La Sicile-Roubaix-les brumes du nord.

Elle a grandi entre la Sicile et la France, sa mère est devenue ouvrière à la lainière de Roubaix dans les années 70. Paolina est aujourd’hui professeur de français- langue étrangère pour les enfants expatriés et voyageurs. Passionnée de littérature, elle écrit des chroniques sur ses lectures.

«Dans ce monde comme un tissu déchiré, je possède un métier à tisser la voix du cœur des enfants expatriés. J’invite leur cœur à travailler pour porter le verbe à incandescence sur le mètre ruban de la liberté. Je délivre un murmure enchanté pour permettre l’apparition de petits miracles… avaler les potions de l’encre des manuels, des albums et des livres sous la voix fatiguée de l’enfant ou de l’Homme , loin de son pays en guerre.

Parfois, je me tais devant le gain de lumière dans les yeux des fils du vent.

Fil à fil, je déroule la bobine sur les chemins de leur cœur en farsi, en Pashto, en Tigrinya , en arabe … et le patchwork des langues se fait ruban de mots précieux.

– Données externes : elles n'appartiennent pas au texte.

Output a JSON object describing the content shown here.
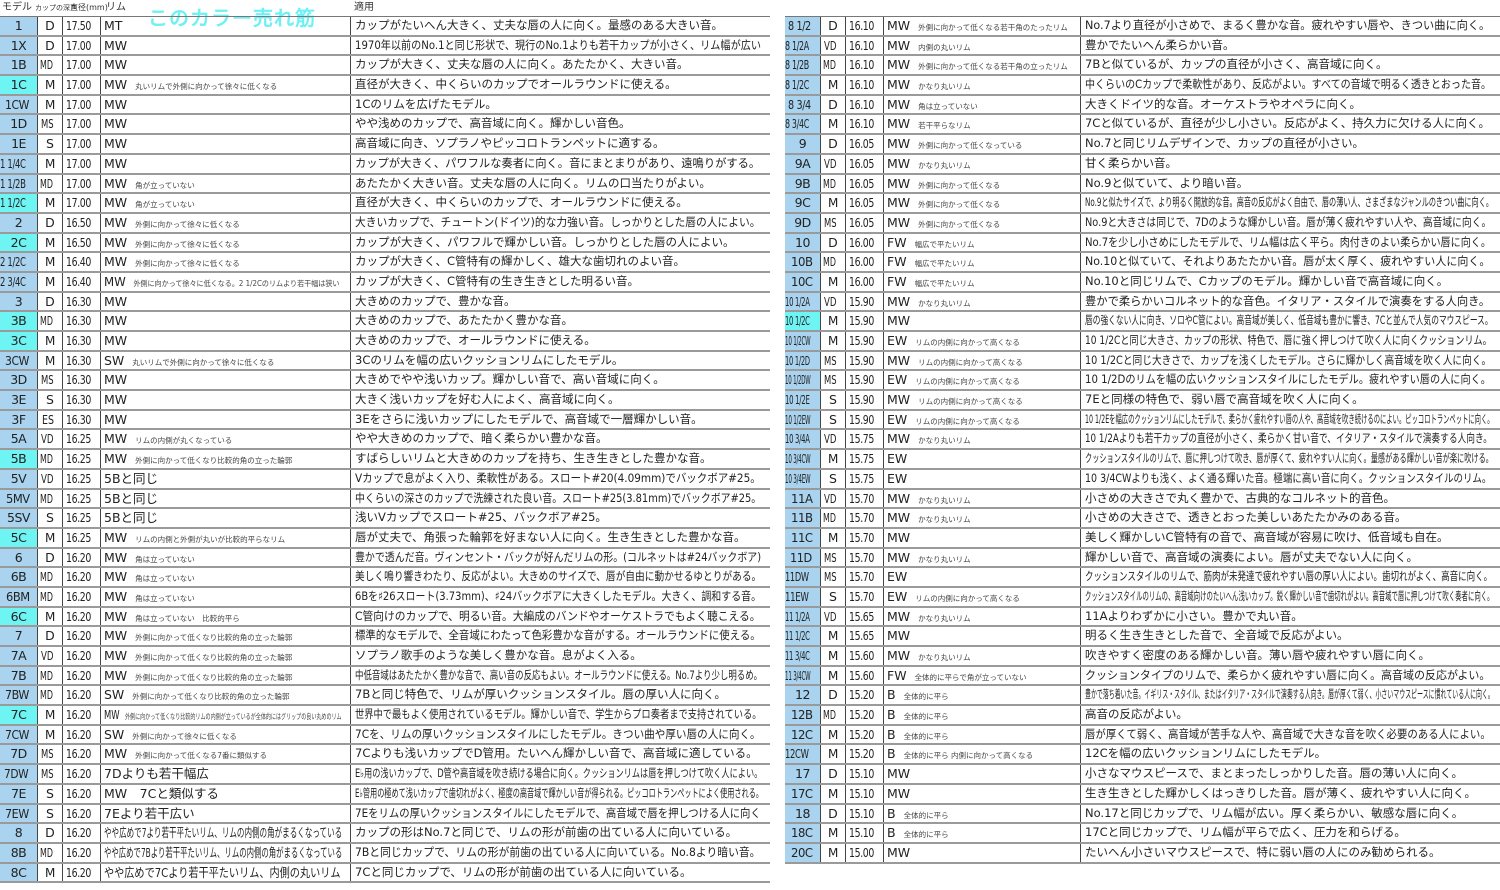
{
  "header": {
    "model": "モデル",
    "depth": "カップの深さ",
    "diameter": "直径(mm)",
    "rim": "リム",
    "application": "適用",
    "bestseller_note": "このカラー売れ筋"
  },
  "colors": {
    "model_cell": "#a9d3ee",
    "bestseller": "#6ff4f4"
  },
  "left_rows": [
    {
      "model": "1",
      "depth": "D",
      "dia": "17.50",
      "rim": "MT",
      "note": "",
      "desc": "カップがたいへん大きく、丈夫な唇の人に向く。量感のある大きい音。",
      "hl": false
    },
    {
      "model": "1X",
      "depth": "D",
      "dia": "17.00",
      "rim": "MW",
      "note": "",
      "desc": "1970年以前のNo.1と同じ形状で、現行のNo.1よりも若干カップが小さく、リム幅が広い",
      "hl": false
    },
    {
      "model": "1B",
      "depth": "MD",
      "dia": "17.00",
      "rim": "MW",
      "note": "",
      "desc": "カップが大きく、丈夫な唇の人に向く。あたたかく、大きい音。",
      "hl": false
    },
    {
      "model": "1C",
      "depth": "M",
      "dia": "17.00",
      "rim": "MW",
      "note": "丸いリムで外側に向かって徐々に低くなる",
      "desc": "直径が大きく、中くらいのカップでオールラウンドに使える。",
      "hl": true
    },
    {
      "model": "1CW",
      "depth": "M",
      "dia": "17.00",
      "rim": "MW",
      "note": "",
      "desc": "1Cのリムを広げたモデル。",
      "hl": false
    },
    {
      "model": "1D",
      "depth": "MS",
      "dia": "17.00",
      "rim": "MW",
      "note": "",
      "desc": "やや浅めのカップで、高音域に向く。輝かしい音色。",
      "hl": false
    },
    {
      "model": "1E",
      "depth": "S",
      "dia": "17.00",
      "rim": "MW",
      "note": "",
      "desc": "高音域に向き、ソプラノやピッコロトランペットに適する。",
      "hl": false
    },
    {
      "model": "1 1/4C",
      "depth": "M",
      "dia": "17.00",
      "rim": "MW",
      "note": "",
      "desc": "カップが大きく、パワフルな奏者に向く。音にまとまりがあり、遠鳴りがする。",
      "hl": false
    },
    {
      "model": "1 1/2B",
      "depth": "MD",
      "dia": "17.00",
      "rim": "MW",
      "note": "角が立っていない",
      "desc": "あたたかく大きい音。丈夫な唇の人に向く。リムの口当たりがよい。",
      "hl": false
    },
    {
      "model": "1 1/2C",
      "depth": "M",
      "dia": "17.00",
      "rim": "MW",
      "note": "角が立っていない",
      "desc": "直径が大きく、中くらいのカップで、オールラウンドに使える。",
      "hl": true
    },
    {
      "model": "2",
      "depth": "D",
      "dia": "16.50",
      "rim": "MW",
      "note": "外側に向かって徐々に低くなる",
      "desc": "大きいカップで、チュートン(ドイツ)的な力強い音。しっかりとした唇の人によい。",
      "hl": false
    },
    {
      "model": "2C",
      "depth": "M",
      "dia": "16.50",
      "rim": "MW",
      "note": "外側に向かって徐々に低くなる",
      "desc": "カップが大きく、パワフルで輝かしい音。しっかりとした唇の人によい。",
      "hl": true
    },
    {
      "model": "2 1/2C",
      "depth": "M",
      "dia": "16.40",
      "rim": "MW",
      "note": "外側に向かって徐々に低くなる",
      "desc": "カップが大きく、C管特有の輝かしく、雄大な歯切れのよい音。",
      "hl": false
    },
    {
      "model": "2 3/4C",
      "depth": "M",
      "dia": "16.40",
      "rim": "MW",
      "note": "外側に向かって徐々に低くなる。2 1/2Cのリムより若干幅は狭い",
      "desc": "カップが大きく、C管特有の生き生きとした明るい音。",
      "hl": false
    },
    {
      "model": "3",
      "depth": "D",
      "dia": "16.30",
      "rim": "MW",
      "note": "",
      "desc": "大きめのカップで、豊かな音。",
      "hl": false
    },
    {
      "model": "3B",
      "depth": "MD",
      "dia": "16.30",
      "rim": "MW",
      "note": "",
      "desc": "大きめのカップで、あたたかく豊かな音。",
      "hl": true
    },
    {
      "model": "3C",
      "depth": "M",
      "dia": "16.30",
      "rim": "MW",
      "note": "",
      "desc": "大きめのカップで、オールラウンドに使える。",
      "hl": true
    },
    {
      "model": "3CW",
      "depth": "M",
      "dia": "16.30",
      "rim": "SW",
      "note": "丸いリムで外側に向かって徐々に低くなる",
      "desc": "3Cのリムを幅の広いクッションリムにしたモデル。",
      "hl": false
    },
    {
      "model": "3D",
      "depth": "MS",
      "dia": "16.30",
      "rim": "MW",
      "note": "",
      "desc": "大きめでやや浅いカップ。輝かしい音で、高い音域に向く。",
      "hl": false
    },
    {
      "model": "3E",
      "depth": "S",
      "dia": "16.30",
      "rim": "MW",
      "note": "",
      "desc": "大きく浅いカップを好む人によく、高音域に向く。",
      "hl": false
    },
    {
      "model": "3F",
      "depth": "ES",
      "dia": "16.30",
      "rim": "MW",
      "note": "",
      "desc": "3Eをさらに浅いカップにしたモデルで、高音域で一層輝かしい音。",
      "hl": false
    },
    {
      "model": "5A",
      "depth": "VD",
      "dia": "16.25",
      "rim": "MW",
      "note": "リムの内側が丸くなっている",
      "desc": "やや大きめのカップで、暗く柔らかい豊かな音。",
      "hl": false
    },
    {
      "model": "5B",
      "depth": "MD",
      "dia": "16.25",
      "rim": "MW",
      "note": "外側に向かって低くなり比較的角の立った輪郭",
      "desc": "すばらしいリムと大きめのカップを持ち、生き生きとした豊かな音。",
      "hl": true
    },
    {
      "model": "5V",
      "depth": "VD",
      "dia": "16.25",
      "rim": "5Bと同じ",
      "note": "",
      "desc": "Vカップで息がよく入り、柔軟性がある。スロート#20(4.09mm)でバックボア#25。",
      "hl": false
    },
    {
      "model": "5MV",
      "depth": "MD",
      "dia": "16.25",
      "rim": "5Bと同じ",
      "note": "",
      "desc": "中くらいの深さのカップで洗練された良い音。スロート#25(3.81mm)でバックボア#25。",
      "hl": false
    },
    {
      "model": "5SV",
      "depth": "S",
      "dia": "16.25",
      "rim": "5Bと同じ",
      "note": "",
      "desc": "浅いVカップでスロート#25、バックボア#25。",
      "hl": false
    },
    {
      "model": "5C",
      "depth": "M",
      "dia": "16.25",
      "rim": "MW",
      "note": "リムの内側と外側が丸いが比較的平らなリム",
      "desc": "唇が丈夫で、角張った輪郭を好まない人に向く。生き生きとした豊かな音。",
      "hl": true
    },
    {
      "model": "6",
      "depth": "D",
      "dia": "16.20",
      "rim": "MW",
      "note": "角は立っていない",
      "desc": "豊かで透んだ音。ヴィンセント・バックが好んだリムの形。(コルネットは#24バックボア)",
      "hl": false
    },
    {
      "model": "6B",
      "depth": "MD",
      "dia": "16.20",
      "rim": "MW",
      "note": "角は立っていない",
      "desc": "美しく鳴り響きわたり、反応がよい。大きめのサイズで、唇が自由に動かせるゆとりがある。",
      "hl": false
    },
    {
      "model": "6BM",
      "depth": "MD",
      "dia": "16.20",
      "rim": "MW",
      "note": "角は立っていない",
      "desc": "6Bを♯26スロート(3.73mm)、♯24バックボアに大きくしたモデル。大きく、調和する音。",
      "hl": false
    },
    {
      "model": "6C",
      "depth": "M",
      "dia": "16.20",
      "rim": "MW",
      "note": "角は立っていない　比較的平ら",
      "desc": "C管向けのカップで、明るい音。大編成のバンドやオーケストラでもよく聴こえる。",
      "hl": true
    },
    {
      "model": "7",
      "depth": "D",
      "dia": "16.20",
      "rim": "MW",
      "note": "外側に向かって低くなり比較的角の立った輪郭",
      "desc": "標準的なモデルで、全音域にわたって色彩豊かな音がする。オールラウンドに使える。",
      "hl": false
    },
    {
      "model": "7A",
      "depth": "VD",
      "dia": "16.20",
      "rim": "MW",
      "note": "外側に向かって低くなり比較的角の立った輪郭",
      "desc": "ソプラノ歌手のような美しく豊かな音。息がよく入る。",
      "hl": false
    },
    {
      "model": "7B",
      "depth": "MD",
      "dia": "16.20",
      "rim": "MW",
      "note": "外側に向かって低くなり比較的角の立った輪郭",
      "desc": "中低音域はあたたかく豊かな音で、高い音の反応もよい。オールラウンドに使える。No.7より少し明るめ。",
      "hl": false
    },
    {
      "model": "7BW",
      "depth": "MD",
      "dia": "16.20",
      "rim": "SW",
      "note": "外側に向かって低くなり比較的角の立った輪郭",
      "desc": "7Bと同じ特色で、リムが厚いクッションスタイル。唇の厚い人に向く。",
      "hl": false
    },
    {
      "model": "7C",
      "depth": "M",
      "dia": "16.20",
      "rim": "MW",
      "note": "外側に向かって低くなり比較的リムの内側が立っているが全体的にはグリップの良い丸めのリム",
      "desc": "世界中で最もよく使用されているモデル。輝かしい音で、学生からプロ奏者まで支持されている。",
      "hl": true
    },
    {
      "model": "7CW",
      "depth": "M",
      "dia": "16.20",
      "rim": "SW",
      "note": "外側に向かって徐々に低くなる",
      "desc": "7Cを、リムの厚いクッションスタイルにしたモデル。きつい曲や厚い唇の人に向く。",
      "hl": false
    },
    {
      "model": "7D",
      "depth": "MS",
      "dia": "16.20",
      "rim": "MW",
      "note": "外側に向かって低くなる7番に類似する",
      "desc": "7Cよりも浅いカップでD管用。たいへん輝かしい音で、高音域に適している。",
      "hl": false
    },
    {
      "model": "7DW",
      "depth": "MS",
      "dia": "16.20",
      "rim": "7Dよりも若干幅広",
      "note": "",
      "desc": "E♭用の浅いカップで、D管や高音域を吹き続ける場合に向く。クッションリムは唇を押しつけて吹く人によい。",
      "hl": false
    },
    {
      "model": "7E",
      "depth": "S",
      "dia": "16.20",
      "rim": "MW　7Cと類似する",
      "note": "",
      "desc": "E♭管用の極めて浅いカップで歯切れがよく、極度の高音域で輝かしい音が得られる。ピッコロトランペットによく使用される。",
      "hl": false
    },
    {
      "model": "7EW",
      "depth": "S",
      "dia": "16.20",
      "rim": "7Eより若干広い",
      "note": "",
      "desc": "7Eをリムの厚いクッションスタイルにしたモデルで、高音域で唇を押しつける人に向く",
      "hl": false
    },
    {
      "model": "8",
      "depth": "D",
      "dia": "16.20",
      "rim": "やや広めで7より若干平たいリム、リムの内側の角がまるくなっている",
      "note": "",
      "desc": "カップの形はNo.7と同じで、リムの形が前歯の出ている人に向いている。",
      "hl": false
    },
    {
      "model": "8B",
      "depth": "MD",
      "dia": "16.20",
      "rim": "やや広めで7Bより若干平たいリム、リムの内側の角がまるくなっている",
      "note": "",
      "desc": "7Bと同じカップで、リムの形が前歯の出ている人に向いている。No.8より暗い音。",
      "hl": false
    },
    {
      "model": "8C",
      "depth": "M",
      "dia": "16.20",
      "rim": "やや広めで7Cより若干平たいリム、内側の丸いリム",
      "note": "",
      "desc": "7Cと同じカップで、リムの形が前歯の出ている人に向いている。",
      "hl": false
    }
  ],
  "right_rows": [
    {
      "model": "8 1/2",
      "depth": "D",
      "dia": "16.10",
      "rim": "MW",
      "note": "外側に向かって低くなる若干角のたったリム",
      "desc": "No.7より直径が小さめで、まるく豊かな音。疲れやすい唇や、きつい曲に向く。",
      "hl": false
    },
    {
      "model": "8 1/2A",
      "depth": "VD",
      "dia": "16.10",
      "rim": "MW",
      "note": "内側の丸いリム",
      "desc": "豊かでたいへん柔らかい音。",
      "hl": false
    },
    {
      "model": "8 1/2B",
      "depth": "MD",
      "dia": "16.10",
      "rim": "MW",
      "note": "外側に向かって低くなる若干角の立ったリム",
      "desc": "7Bと似ているが、カップの直径が小さく、高音域に向く。",
      "hl": false
    },
    {
      "model": "8 1/2C",
      "depth": "M",
      "dia": "16.10",
      "rim": "MW",
      "note": "かなり丸いリム",
      "desc": "中くらいのCカップで柔軟性があり、反応がよい。すべての音域で明るく透きとおった音。",
      "hl": false
    },
    {
      "model": "8 3/4",
      "depth": "D",
      "dia": "16.10",
      "rim": "MW",
      "note": "角は立っていない",
      "desc": "大きくドイツ的な音。オーケストラやオペラに向く。",
      "hl": false
    },
    {
      "model": "8 3/4C",
      "depth": "M",
      "dia": "16.10",
      "rim": "MW",
      "note": "若干平らなリム",
      "desc": "7Cと似ているが、直径が少し小さい。反応がよく、持久力に欠ける人に向く。",
      "hl": false
    },
    {
      "model": "9",
      "depth": "D",
      "dia": "16.05",
      "rim": "MW",
      "note": "外側に向かって低くなっている",
      "desc": "No.7と同じリムデザインで、カップの直径が小さい。",
      "hl": false
    },
    {
      "model": "9A",
      "depth": "VD",
      "dia": "16.05",
      "rim": "MW",
      "note": "かなり丸いリム",
      "desc": "甘く柔らかい音。",
      "hl": false
    },
    {
      "model": "9B",
      "depth": "MD",
      "dia": "16.05",
      "rim": "MW",
      "note": "外側に向かって低くなる",
      "desc": "No.9と似ていて、より暗い音。",
      "hl": false
    },
    {
      "model": "9C",
      "depth": "M",
      "dia": "16.05",
      "rim": "MW",
      "note": "外側に向かって低くなる",
      "desc": "No.9と似たサイズで、より明るく開放的な音。高音の反応がよく自由で、唇の薄い人、さまざまなジャンルのきつい曲に向く。",
      "hl": false
    },
    {
      "model": "9D",
      "depth": "MS",
      "dia": "16.05",
      "rim": "MW",
      "note": "外側に向かって低くなる",
      "desc": "No.9と大きさは同じで、7Dのような輝かしい音。唇が薄く疲れやすい人や、高音域に向く。",
      "hl": false
    },
    {
      "model": "10",
      "depth": "D",
      "dia": "16.00",
      "rim": "FW",
      "note": "幅広で平たいリム",
      "desc": "No.7を少し小さめにしたモデルで、リム幅は広く平ら。肉付きのよい柔らかい唇に向く。",
      "hl": false
    },
    {
      "model": "10B",
      "depth": "MD",
      "dia": "16.00",
      "rim": "FW",
      "note": "幅広で平たいリム",
      "desc": "No.10と似ていて、それよりあたたかい音。唇が太く厚く、疲れやすい人に向く。",
      "hl": false
    },
    {
      "model": "10C",
      "depth": "M",
      "dia": "16.00",
      "rim": "FW",
      "note": "幅広で平たいリム",
      "desc": "No.10と同じリムで、Cカップのモデル。輝かしい音で高音域に向く。",
      "hl": false
    },
    {
      "model": "10 1/2A",
      "depth": "VD",
      "dia": "15.90",
      "rim": "MW",
      "note": "かなり丸いリム",
      "desc": "豊かで柔らかいコルネット的な音色。イタリア・スタイルで演奏をする人向き。",
      "hl": false
    },
    {
      "model": "10 1/2C",
      "depth": "M",
      "dia": "15.90",
      "rim": "MW",
      "note": "",
      "desc": "唇の強くない人に向き、ソロやC管によい。高音域が美しく、低音域も豊かに響き、7Cと並んで人気のマウスピース。",
      "hl": true
    },
    {
      "model": "10 1/2CW",
      "depth": "M",
      "dia": "15.90",
      "rim": "EW",
      "note": "リムの内側に向かって高くなる",
      "desc": "10 1/2Cと同じ大きさ、カップの形状、特色で、唇に強く押しつけて吹く人に向くクッションリム。",
      "hl": false
    },
    {
      "model": "10 1/2D",
      "depth": "MS",
      "dia": "15.90",
      "rim": "MW",
      "note": "リムの内側に向かって高くなる",
      "desc": "10 1/2Cと同じ大きさで、カップを浅くしたモデル。さらに輝かしく高音域を吹く人に向く。",
      "hl": false
    },
    {
      "model": "10 1/2DW",
      "depth": "MS",
      "dia": "15.90",
      "rim": "EW",
      "note": "リムの内側に向かって高くなる",
      "desc": "10 1/2Dのリムを幅の広いクッションスタイルにしたモデル。疲れやすい唇の人に向く。",
      "hl": false
    },
    {
      "model": "10 1/2E",
      "depth": "S",
      "dia": "15.90",
      "rim": "MW",
      "note": "リムの内側に向かって高くなる",
      "desc": "7Eと同様の特色で、弱い唇で高音域を吹く人に向く。",
      "hl": false
    },
    {
      "model": "10 1/2EW",
      "depth": "S",
      "dia": "15.90",
      "rim": "EW",
      "note": "リムの内側に向かって高くなる",
      "desc": "10 1/2Eを幅広のクッションリムにしたモデルで、柔らかく疲れやすい唇の人や、高音域を吹き続けるのによい。ピッコロトランペットに向く。",
      "hl": false
    },
    {
      "model": "10 3/4A",
      "depth": "VD",
      "dia": "15.75",
      "rim": "MW",
      "note": "かなり丸いリム",
      "desc": "10 1/2Aよりも若干カップの直径が小さく、柔らかく甘い音で、イタリア・スタイルで演奏する人向き。",
      "hl": false
    },
    {
      "model": "10 3/4CW",
      "depth": "M",
      "dia": "15.75",
      "rim": "EW",
      "note": "",
      "desc": "クッションスタイルのリムで、唇に押しつけて吹き、唇が厚くて、疲れやすい人に向く。量感がある輝かしい音が楽に吹ける。",
      "hl": false
    },
    {
      "model": "10 3/4EW",
      "depth": "S",
      "dia": "15.75",
      "rim": "EW",
      "note": "",
      "desc": "10 3/4CWよりも浅く、よく通る輝いた音。極端に高い音に向く。クッションスタイルのリム。",
      "hl": false
    },
    {
      "model": "11A",
      "depth": "VD",
      "dia": "15.70",
      "rim": "MW",
      "note": "かなり丸いリム",
      "desc": "小さめの大きさで丸く豊かで、古典的なコルネット的音色。",
      "hl": false
    },
    {
      "model": "11B",
      "depth": "MD",
      "dia": "15.70",
      "rim": "MW",
      "note": "かなり丸いリム",
      "desc": "小さめの大きさで、透きとおった美しいあたたかみのある音。",
      "hl": false
    },
    {
      "model": "11C",
      "depth": "M",
      "dia": "15.70",
      "rim": "MW",
      "note": "",
      "desc": "美しく輝かしいC管特有の音で、高音域が容易に吹け、低音域も自在。",
      "hl": false
    },
    {
      "model": "11D",
      "depth": "MS",
      "dia": "15.70",
      "rim": "MW",
      "note": "かなり丸いリム",
      "desc": "輝かしい音で、高音域の演奏によい。唇が丈夫でない人に向く。",
      "hl": false
    },
    {
      "model": "11DW",
      "depth": "MS",
      "dia": "15.70",
      "rim": "EW",
      "note": "",
      "desc": "クッションスタイルのリムで、筋肉が未発達で疲れやすい唇の厚い人によい。歯切れがよく、高音に向く。",
      "hl": false
    },
    {
      "model": "11EW",
      "depth": "S",
      "dia": "15.70",
      "rim": "EW",
      "note": "リムの内側に向かって高くなる",
      "desc": "クッションスタイルのリムの、高音域向けのたいへん浅いカップ。鋭く輝かしい音で歯切れがよい。高音域で唇に押しつけて吹く奏者に向く。",
      "hl": false
    },
    {
      "model": "11 1/2A",
      "depth": "VD",
      "dia": "15.65",
      "rim": "MW",
      "note": "かなり丸いリム",
      "desc": "11Aよりわずかに小さい。豊かで丸い音。",
      "hl": false
    },
    {
      "model": "11 1/2C",
      "depth": "M",
      "dia": "15.65",
      "rim": "MW",
      "note": "",
      "desc": "明るく生き生きとした音で、全音域で反応がよい。",
      "hl": false
    },
    {
      "model": "11 3/4C",
      "depth": "M",
      "dia": "15.60",
      "rim": "MW",
      "note": "かなり丸いリム",
      "desc": "吹きやすく密度のある輝かしい音。薄い唇や疲れやすい唇に向く。",
      "hl": false
    },
    {
      "model": "11 3/4CW",
      "depth": "M",
      "dia": "15.60",
      "rim": "FW",
      "note": "全体的に平らで角が立っていない",
      "desc": "クッションタイプのリムで、柔らかく疲れやすい唇に向く。高音域の反応がよい。",
      "hl": false
    },
    {
      "model": "12",
      "depth": "D",
      "dia": "15.20",
      "rim": "B",
      "note": "全体的に平ら",
      "desc": "豊かで落ち着いた音。イギリス・スタイル、またはイタリア・スタイルで演奏する人向き。唇が厚くて弱く、小さいマウスピースに慣れている人に向く。",
      "hl": false
    },
    {
      "model": "12B",
      "depth": "MD",
      "dia": "15.20",
      "rim": "B",
      "note": "全体的に平ら",
      "desc": "高音の反応がよい。",
      "hl": false
    },
    {
      "model": "12C",
      "depth": "M",
      "dia": "15.20",
      "rim": "B",
      "note": "全体的に平ら",
      "desc": "唇が厚くて弱く、高音域が苦手な人や、高音域で大きな音を吹く必要のある人によい。",
      "hl": false
    },
    {
      "model": "12CW",
      "depth": "M",
      "dia": "15.20",
      "rim": "B",
      "note": "全体的に平ら 内側に向かって高くなる",
      "desc": "12Cを幅の広いクッションリムにしたモデル。",
      "hl": false
    },
    {
      "model": "17",
      "depth": "D",
      "dia": "15.10",
      "rim": "MW",
      "note": "",
      "desc": "小さなマウスピースで、まとまったしっかりした音。唇の薄い人に向く。",
      "hl": false
    },
    {
      "model": "17C",
      "depth": "M",
      "dia": "15.10",
      "rim": "MW",
      "note": "",
      "desc": "生き生きとした輝かしくはっきりした音。唇が薄く、疲れやすい人に向く。",
      "hl": false
    },
    {
      "model": "18",
      "depth": "D",
      "dia": "15.10",
      "rim": "B",
      "note": "全体的に平ら",
      "desc": "No.17と同じカップで、リム幅が広い。厚く柔らかい、敏感な唇に向く。",
      "hl": false
    },
    {
      "model": "18C",
      "depth": "M",
      "dia": "15.10",
      "rim": "B",
      "note": "全体的に平ら",
      "desc": "17Cと同じカップで、リム幅が平らで広く、圧力を和らげる。",
      "hl": false
    },
    {
      "model": "20C",
      "depth": "M",
      "dia": "15.00",
      "rim": "MW",
      "note": "",
      "desc": "たいへん小さいマウスピースで、特に弱い唇の人にのみ勧められる。",
      "hl": false
    }
  ]
}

J’ai souvent rêvé d’avoir un petit don, un talent particulier. Le mien est de tapisser les parois de ma bouche cousue de gouttes d’imagination et de baisers de mots.

Ma robe de lectrice « en saignant(e)» est tissée d’exils. Dans mes mains, repose une pelote de fils d’or où je recouvre en lisant les blessures des enfants apatrides.

Je brode les algues de mes rivages siciliens pour offrir un filet, un refuge à chaque enfant naufragé en terre d’exil. Je tente de réparer les trous qui poussent dans les interstices de tout.

Les mots sont des boutons d’argent, libérés des aiguilles douloureuses, que j’emporte pour border les plaies, les jours de grand froid.

Je tricote des histoires dans mes tiroirs, pour les invisibles. Une écharpe pour Lila, petite tsigane avec les mots «perle» et « chemin». Des graines de mots d’amour sont brodées pour Artan chez qui les mots sortent timidement depuis sa bouche-Kosovo. Un manteau cousu pour des frères, syrien et palestinien, avec des mots très précieux, des mots tus sous la pudeur.

J’enroule les chagrins sous la laine des mots.

Certains mots ont besoin d’aide.

Le mot «nous» dans son écrin coloré est le plus agréable à broder.

Je suis une tisseuse de l’Ici et l’Ailleurs, sans cartes géographiques ni cartes d’identité.»